We also note that the jury was instructed that, "The evidence in the case consists of the sworn testimony of the witnesses, all exhibits which have been received in evidence and all facts which have been admitted or stipulated." The jury was further instructed that they were, "to consider only the evidence in the case * * *." At the request of defense counsel, the instruction was given that "Failure of a defendant to take the witness stand in his own behalf cannot in any manner prejudice him or be in any wise considered by you at arriving at a verdict in this case. In other words, it is the duty of the State of Arizona to prove the guilt of this defendant the same as any other person charged with a crime and when a person charged with a crime does not take the witness stand then the jury cannot and must not consider that as against the defendant in arriving at a verdict."
The final argument complained of is the last sentence in the prosecutor's closing argument where he stated:
"And I suggest that the weight of the evidence has crashed down on Mr.

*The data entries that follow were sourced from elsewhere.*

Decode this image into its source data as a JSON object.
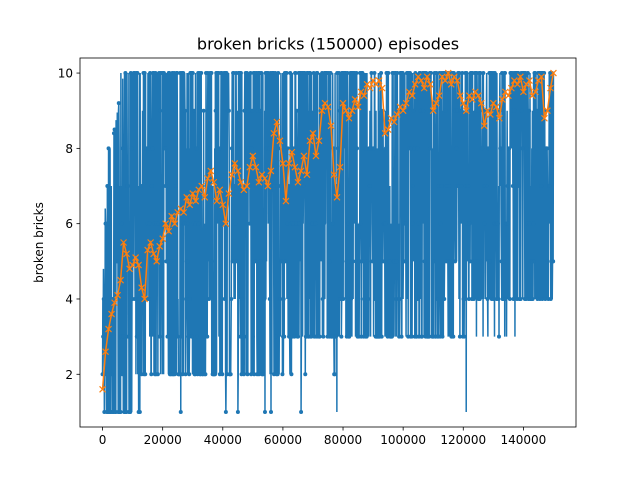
{
  "chart_data": {
    "type": "line",
    "title": "broken bricks (150000) episodes",
    "xlabel": "",
    "ylabel": "broken bricks",
    "xlim": [
      -7500,
      157500
    ],
    "ylim": [
      0.6,
      10.4
    ],
    "xticks": [
      0,
      20000,
      40000,
      60000,
      80000,
      100000,
      120000,
      140000
    ],
    "yticks": [
      2,
      4,
      6,
      8,
      10
    ],
    "grid": false,
    "legend": "none",
    "series": [
      {
        "style": "raw-per-episode",
        "color": "#1f77b4",
        "marker": "dot",
        "points": 1500,
        "min": 1,
        "max": 10,
        "upper_envelope": [
          [
            0,
            4
          ],
          [
            1500,
            8
          ],
          [
            3000,
            8
          ],
          [
            5000,
            9
          ],
          [
            7000,
            10
          ],
          [
            10000,
            10
          ],
          [
            20000,
            10
          ],
          [
            60000,
            10
          ],
          [
            100000,
            10
          ],
          [
            150000,
            10
          ]
        ],
        "lower_envelope": [
          [
            0,
            1
          ],
          [
            10000,
            1
          ],
          [
            20000,
            1.5
          ],
          [
            40000,
            1.8
          ],
          [
            60000,
            2
          ],
          [
            80000,
            2.5
          ],
          [
            90000,
            2.8
          ],
          [
            100000,
            3
          ],
          [
            120000,
            3
          ],
          [
            140000,
            3.3
          ],
          [
            150000,
            4
          ]
        ],
        "outliers_low": [
          [
            12000,
            1
          ],
          [
            26000,
            1
          ],
          [
            41000,
            1
          ],
          [
            45000,
            1
          ],
          [
            54000,
            1
          ],
          [
            56000,
            1
          ],
          [
            66000,
            1
          ],
          [
            78000,
            1
          ],
          [
            121000,
            1
          ]
        ]
      },
      {
        "style": "moving-average",
        "color": "#ff7f0e",
        "marker": "x",
        "x": [
          0,
          1000,
          2000,
          3000,
          4000,
          5000,
          6000,
          7000,
          8000,
          9000,
          10000,
          11000,
          12000,
          13000,
          14000,
          15000,
          16000,
          17000,
          18000,
          19000,
          20000,
          21000,
          22000,
          23000,
          24000,
          25000,
          26000,
          27000,
          28000,
          29000,
          30000,
          31000,
          32000,
          33000,
          34000,
          35000,
          36000,
          37000,
          38000,
          39000,
          40000,
          41000,
          42000,
          43000,
          44000,
          45000,
          46000,
          47000,
          48000,
          49000,
          50000,
          51000,
          52000,
          53000,
          54000,
          55000,
          56000,
          57000,
          58000,
          59000,
          60000,
          61000,
          62000,
          63000,
          64000,
          65000,
          66000,
          67000,
          68000,
          69000,
          70000,
          71000,
          72000,
          73000,
          74000,
          75000,
          76000,
          77000,
          78000,
          79000,
          80000,
          81000,
          82000,
          83000,
          84000,
          85000,
          86000,
          87000,
          88000,
          89000,
          90000,
          91000,
          92000,
          93000,
          94000,
          95000,
          96000,
          97000,
          98000,
          99000,
          100000,
          101000,
          102000,
          103000,
          104000,
          105000,
          106000,
          107000,
          108000,
          109000,
          110000,
          111000,
          112000,
          113000,
          114000,
          115000,
          116000,
          117000,
          118000,
          119000,
          120000,
          121000,
          122000,
          123000,
          124000,
          125000,
          126000,
          127000,
          128000,
          129000,
          130000,
          131000,
          132000,
          133000,
          134000,
          135000,
          136000,
          137000,
          138000,
          139000,
          140000,
          141000,
          142000,
          143000,
          144000,
          145000,
          146000,
          147000,
          148000,
          149000,
          150000
        ],
        "y": [
          1.6,
          2.6,
          3.2,
          3.6,
          3.9,
          4.1,
          4.5,
          5.5,
          5.2,
          4.8,
          4.9,
          5.1,
          4.9,
          4.3,
          4.0,
          5.3,
          5.5,
          5.2,
          5.0,
          5.4,
          5.6,
          6.0,
          5.8,
          6.2,
          6.0,
          6.3,
          6.4,
          6.3,
          6.7,
          6.5,
          6.8,
          6.6,
          6.9,
          7.0,
          6.7,
          7.2,
          7.4,
          7.1,
          6.6,
          6.9,
          6.5,
          6.0,
          6.8,
          7.3,
          7.6,
          7.4,
          7.1,
          6.9,
          7.0,
          7.5,
          7.8,
          7.5,
          7.1,
          7.3,
          7.2,
          7.0,
          7.4,
          8.4,
          8.7,
          8.2,
          7.6,
          6.6,
          7.6,
          7.9,
          7.5,
          7.1,
          7.4,
          7.8,
          7.3,
          8.2,
          8.4,
          7.8,
          8.2,
          9.0,
          9.2,
          9.1,
          8.6,
          7.3,
          6.7,
          7.5,
          9.2,
          9.0,
          8.8,
          9.0,
          9.3,
          9.1,
          9.5,
          9.4,
          9.7,
          9.6,
          9.8,
          9.7,
          9.8,
          9.6,
          8.4,
          8.5,
          8.8,
          8.7,
          8.9,
          9.1,
          9.0,
          9.2,
          9.5,
          9.4,
          9.7,
          9.9,
          9.8,
          9.6,
          9.9,
          9.7,
          9.0,
          9.2,
          9.4,
          9.9,
          9.8,
          10.0,
          9.7,
          9.9,
          9.8,
          9.4,
          9.2,
          9.0,
          9.4,
          9.3,
          9.5,
          9.4,
          9.2,
          8.6,
          9.0,
          8.9,
          9.2,
          9.1,
          8.8,
          9.3,
          9.5,
          9.4,
          9.6,
          9.8,
          9.7,
          9.9,
          9.5,
          9.7,
          9.8,
          9.4,
          9.5,
          9.8,
          9.9,
          8.8,
          9.0,
          9.6,
          10.0
        ]
      }
    ]
  }
}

Crank because there isn't any evidence any other way except — not from the stand but from that table and that is not enough."

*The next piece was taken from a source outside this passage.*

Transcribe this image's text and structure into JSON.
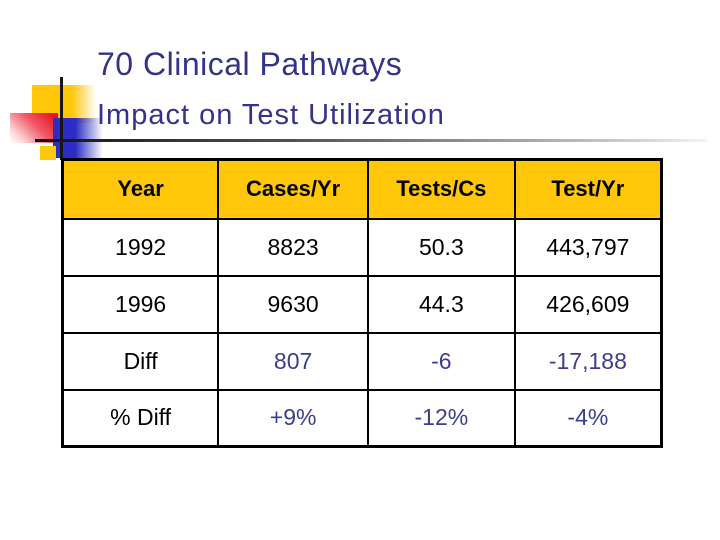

Although this statement may appear to be close to the line, we do not construe it to be an improper comment on defendant's failure to take the stand in view of the lack of objection, the court's instructions previously adverted to, and the insignificance of the statement. State v. Burrell, 102 Ariz. 136, 426 P.2d 633 (1967), where the comment, "Now, Bobby ____ said nothing. What have you heard?" was deemed harmless under Chapman v. State of California, 386 U.S. 18, 87 S.Ct. 824, 17 L.Ed.2d 705 (1967). Additionally, in Burrell, objection was made.

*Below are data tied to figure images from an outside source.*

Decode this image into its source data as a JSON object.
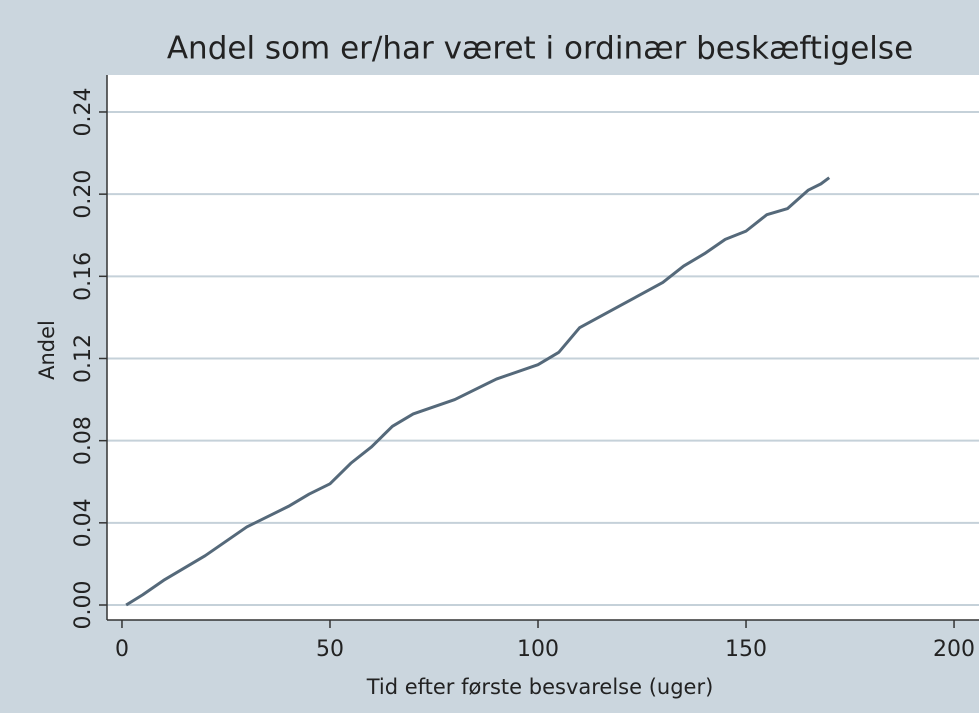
{
  "chart_data": {
    "type": "line",
    "title": "Andel som er/har været i ordinær beskæftigelse",
    "x_label": "Tid efter første besvarelse (uger)",
    "y_label": "Andel",
    "x": [
      1,
      5,
      10,
      20,
      30,
      40,
      45,
      50,
      55,
      60,
      65,
      70,
      80,
      90,
      100,
      105,
      110,
      120,
      130,
      135,
      140,
      145,
      150,
      155,
      160,
      165,
      168,
      170
    ],
    "series": [
      {
        "name": "Andel",
        "color": "#55697a",
        "values": [
          0.0,
          0.005,
          0.012,
          0.024,
          0.038,
          0.048,
          0.054,
          0.059,
          0.069,
          0.077,
          0.087,
          0.093,
          0.1,
          0.11,
          0.117,
          0.123,
          0.135,
          0.146,
          0.157,
          0.165,
          0.171,
          0.178,
          0.182,
          0.19,
          0.193,
          0.202,
          0.205,
          0.208
        ]
      }
    ],
    "xlim": [
      -3.6,
      206
    ],
    "ylim": [
      -0.0073,
      0.258
    ],
    "xticks": [
      0,
      50,
      100,
      150,
      200
    ],
    "yticks": [
      {
        "value": 0,
        "label": "0.00"
      },
      {
        "value": 0.04,
        "label": "0.04"
      },
      {
        "value": 0.08,
        "label": "0.08"
      },
      {
        "value": 0.12,
        "label": "0.12"
      },
      {
        "value": 0.16,
        "label": "0.16"
      },
      {
        "value": 0.2,
        "label": "0.20"
      },
      {
        "value": 0.24,
        "label": "0.24"
      }
    ],
    "grid": true
  }
}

It is finally contended that prejudicial error was committed in permitting the state's witness to read to the jury from the police report over hearsay objection. The trial judge explained that the "* * * reason for * * * allowing portions of Mr. Pulse's statement to the detective to be read to the jury is that the defense attorney by his cross examination has injected the issue of whether or not certain statements that were made by Mr. Pulse on the witness stand were recent fabrications or at least inconsistent with his earlier statements concerning the incident. So for that reason I allowed prior consistent statements which were consistent with his testimony at this time to be read to the jury." Defense counsel had cross examined Mr. Pulse concerning his failure to mention at the preliminary hearing that the appellant had stated shortly after Mr. Pulse had shot him, that "You had a right to shoot me." On redirect, the prosecutor pointed out that the defense had raised the issue of Mr. Pulse's failure to mention that statement during the preliminary hearing.
"A failure to assert a fact, when it would have been natural to assert it, amounts in effect to an assertion of the non-existence of the fact." Wigmore on Evidence, Vol. 111A, § 1042 at 1056.
Therefore, Mr. Pulse had, in effect, been impeached by self-contradiction. The use of prior consistent statements is proper for rehabilitation where an issue of recently contrived testimony is injected. State v. Murley, 35 Wn.2d 233, 212 P.2d 801 (1949); People v. Kynette, 15 Cal.2d 731, 104 P.2d 794 (1940); People v. Rosoto, 58 Cal.2d 304, 23 Cal.Rptr. 779, 373 P.2d 867 (1962) (see footnote one to § 1129, Wigmore on Evidence, Vol. IV at 206 for collected cases).
Appellant takes the position that State v. Lane, 69 Ariz. 236, 211 P.2d 821 (1949) requires reversal when prior inconsistent statements of a witness are introduced. The situation in Lane, supra, is much different than here. In Lane, the state was attempting to impeach its own witness by prior inconsistent statements whereas in the present case the statements are being used to rehabilitate a state's witness that had earlier been impeached by the defense. State v. Lane, supra, does not apply.
KRUCKER, C.J., and HOWARD, J., concur.